After all, if you are 30+ and you still want to perform the side splits in a martial art then this is a psychological problem, not a valid goal. Actually it never was a valid goal even for cute little girls. Why? because though I’m entertained by Jerry Lee Lewis having the ability to play the piano behind his back I wouldn’t really care if the music were bad. Stunts is stunts, not art.
A mature person looking into the martial arts should be searching for something intellectually stimulating, culturally authentic, humanly responsible, technically engaging and spiritually challenging. This may mean breaking a single board with a spin-hook kick and receiving the patronizing applause of the class, but I doubt it. And by “mature” I decidedly am not thinking of Tai Chi, which so often seems the booby prize of martial ambitions. I’m talking about a teacher student relationship which brings everything from the teacher’s knowledge and the student’s experience into play. I’m talking about engagement.

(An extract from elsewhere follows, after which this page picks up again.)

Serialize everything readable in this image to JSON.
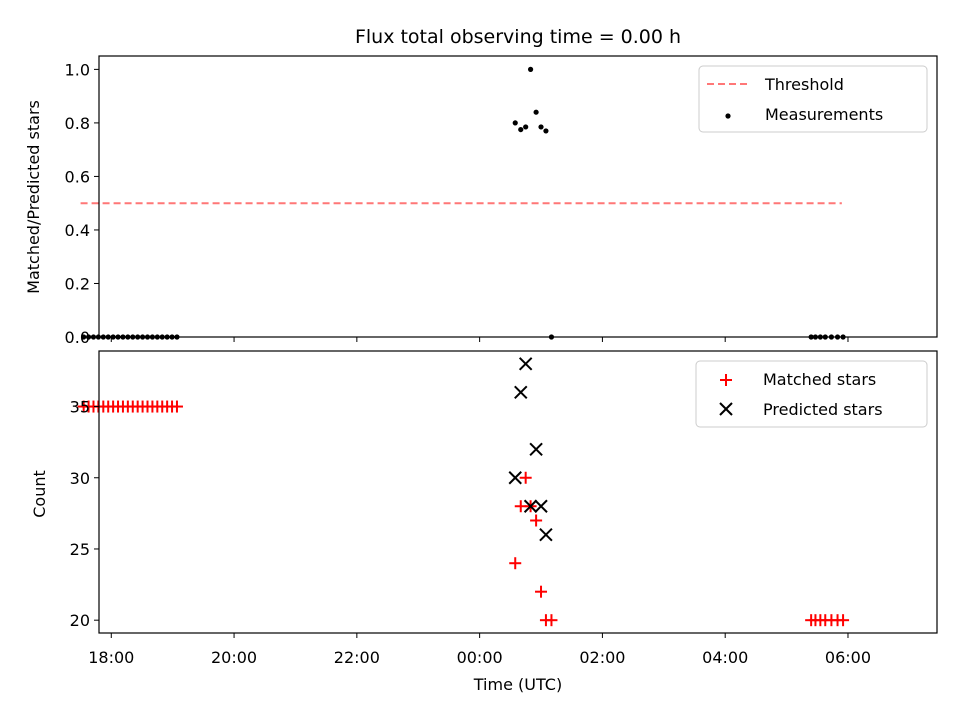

Believe me, I know whereof I speak. I’ve seen entire schools burn themselves to the ground with interpersonal shenanigans that would disgust anyone over voting age. My own experience is that if your style produces seven year-olds that are as good as their teachers then there has been a little tailoring done somewhere along the line. Eventually the hollowness of the cheerleader approach catches the heart. Then the dys-functionality begins to rise like dampness. The head instructor gets promoted to Great Grand Maestro; some of the teachers leave suddenly while others are advanced at a dizzying rate. Sparring class develops an edge to it like the whispered conversation of a husband and an ex. Kids stand in the vestibule as though permanently abandoned. Mom always shows up late after the Young Warriors class and her little warrior sits on the bench in his uniform fiddling with his stiff belt and looking at the front door for thirty-five minutes.
Can you get good instruction, worthwhile guidance, after the ages of 30, 40, 50+ and above? Yes, there is a growing group of instructors who are “returning to their arts” and looking for mature, patient students who bring a lifetime of interest and questions to the practice.
The only question left may be can your get any really top-notch training before the age of 30?